中継ぎ、抑えでフル回転した
信頼の証しだった。10月13日の
ソフトバンク戦(
楽天生命パーク)。1対1の緊迫した場面でマウンドに上がったのは、
宋家豪だった。9回、先頭の
柳田悠岐に四球を与えたものの、後続はピシャリと抑えた。すると直後の攻撃で味方打線が1点を奪って今季初のサヨナラ勝ち。右腕が、今季3勝目を挙げた。
8月下旬、守護神の
松井裕樹が故障で離脱。守護神が抜けた穴を埋めようと、投手陣は全員が懸命に腕を振った。中継ぎ陣では西口、酒居、安楽……。誰が欠けてもAクラス入りは果たせなかっただろう。その中からたった1人だけ「陰のMVP」を選定するなら、自己最多となる63試合に登板し3勝3敗24ホールド7セーブ、防御率2.23の成績を残した宋家豪を推したい。

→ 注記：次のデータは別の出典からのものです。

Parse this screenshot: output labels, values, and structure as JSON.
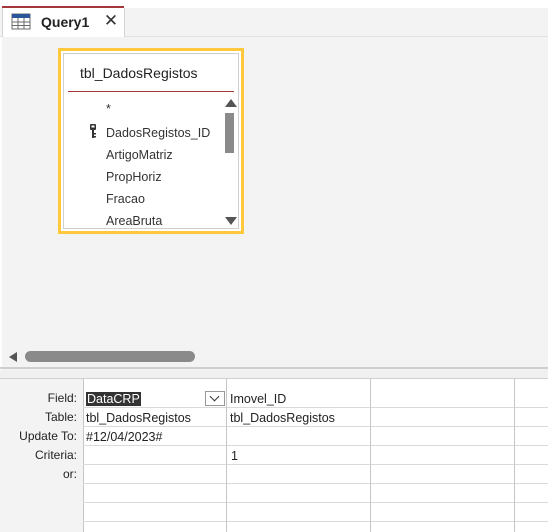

昨季は38試合に登板し1勝2敗10ホールド、防御率6.94。制球が定まらず、甘くなったところを痛打される場面が目立った。シーズンで計7発も被弾した反省もあったのだろう。今季はキャンプから意欲的に走り込んでいた。強化した下半身を生かし、150キロ超のツーシームを低めに集めて凡打の山を築いた。
救援に失敗した試合もあったが、石井GM兼任監督は責めなかった。「よくチームのために働いてもらっている」とプロ初を含む7セーブをマークした右腕をねぎらった。
故郷の台湾は新型コロナ禍に加え、ワクチン不足に悩んだ時期もあった。「台湾も大変な時期があった。自分のいい投球で、勇気を届けたいと思った」と宋。その活躍は、母国のファンにもきっと届いたはずだ。